12 October 2008

The Henson Case


The Henson Case The Daily Telegraph

Australian police prevented the opening of a photography exhibition by Bill Henson at Roslyn Oxley9, a Sydney art gallery, on 22nd May. The exhibition included images of a naked twelve-year-old girl, and Australian Prime Minister Kevin Rudd described them as “absolutely revolting” in a TV interview with Channel 9’s Today on the morning after the police raid.

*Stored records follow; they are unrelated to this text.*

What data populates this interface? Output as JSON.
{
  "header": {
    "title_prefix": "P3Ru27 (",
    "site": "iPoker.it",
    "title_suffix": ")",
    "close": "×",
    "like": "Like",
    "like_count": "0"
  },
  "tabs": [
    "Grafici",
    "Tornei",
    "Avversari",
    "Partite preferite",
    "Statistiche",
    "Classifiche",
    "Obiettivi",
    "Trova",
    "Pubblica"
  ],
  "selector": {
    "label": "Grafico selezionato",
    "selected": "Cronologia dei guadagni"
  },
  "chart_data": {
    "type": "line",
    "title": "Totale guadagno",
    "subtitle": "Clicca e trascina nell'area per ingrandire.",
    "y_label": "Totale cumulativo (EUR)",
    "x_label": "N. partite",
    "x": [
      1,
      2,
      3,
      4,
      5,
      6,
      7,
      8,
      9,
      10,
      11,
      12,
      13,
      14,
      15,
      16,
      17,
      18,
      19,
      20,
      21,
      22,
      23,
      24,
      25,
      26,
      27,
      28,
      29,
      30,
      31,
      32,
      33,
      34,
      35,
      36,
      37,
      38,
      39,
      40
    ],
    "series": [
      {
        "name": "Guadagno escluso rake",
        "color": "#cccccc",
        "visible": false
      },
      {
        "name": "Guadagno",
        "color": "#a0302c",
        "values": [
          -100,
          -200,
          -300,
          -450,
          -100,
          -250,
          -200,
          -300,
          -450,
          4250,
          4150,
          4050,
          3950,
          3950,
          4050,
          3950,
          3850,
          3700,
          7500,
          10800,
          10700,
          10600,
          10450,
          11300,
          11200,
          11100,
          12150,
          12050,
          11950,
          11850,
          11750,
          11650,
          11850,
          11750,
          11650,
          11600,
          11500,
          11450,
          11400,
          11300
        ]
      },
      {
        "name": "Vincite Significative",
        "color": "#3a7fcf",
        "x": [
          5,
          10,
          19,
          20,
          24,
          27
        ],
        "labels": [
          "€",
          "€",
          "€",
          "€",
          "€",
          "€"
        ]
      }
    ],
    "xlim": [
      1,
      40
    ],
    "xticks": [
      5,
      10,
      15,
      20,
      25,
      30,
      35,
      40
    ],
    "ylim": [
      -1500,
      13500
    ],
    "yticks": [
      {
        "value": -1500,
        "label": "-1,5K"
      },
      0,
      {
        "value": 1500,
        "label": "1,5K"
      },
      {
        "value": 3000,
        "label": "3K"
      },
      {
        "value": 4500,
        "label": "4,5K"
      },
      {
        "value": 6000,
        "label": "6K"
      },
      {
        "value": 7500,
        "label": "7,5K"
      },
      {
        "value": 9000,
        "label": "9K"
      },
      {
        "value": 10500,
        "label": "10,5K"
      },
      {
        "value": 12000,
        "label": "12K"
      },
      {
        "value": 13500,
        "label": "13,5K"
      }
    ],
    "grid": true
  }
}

The controversy led police to inspect Henson photographs at other Australian galleries, and the Albury Regional Art Gallery removed three photos (taken in 1985) from its Proof of Age exhibition on police advice.

David Marr’s The Henson Case is the definitive book on the incident, a day-by-day account of a media scandal. (The tabloid The Daily Telegraph’s headline on 23rd May was “CHILD PORN ‘ART’ RAID”, with scare quotes around the word ‘art’ rather than ‘porn’.) Marr criticises the artist’s decision to use “the most contentious image in Henson’s exhibition” on the opening-night invitations, which Henson admits was a mistake. This photo, no. 30 in a series of untitled portraits, is reproduced in the book. (The Director of Public Prosecutions ultimately concluded, in a statement on 5th June, that “mere nudity is not indecent in the legal sense.”)

Nude images of minors have been removed from galleries in the past, most recently a Nan Goldin photograph investigated, and subsequently exonerated, by UK police last year. Photographs of children by Robert Mapplethorpe, Graham Ovenden, Ron Oliver, Will McBride, David Hamilton, Tierney Gearon, and Annelies Strba have previously been investigated by UK police as potentially obscene. In America, the FBI investigated photographers Jacqueline Livingston and Jock Sturges, though ultimately no charges were brought.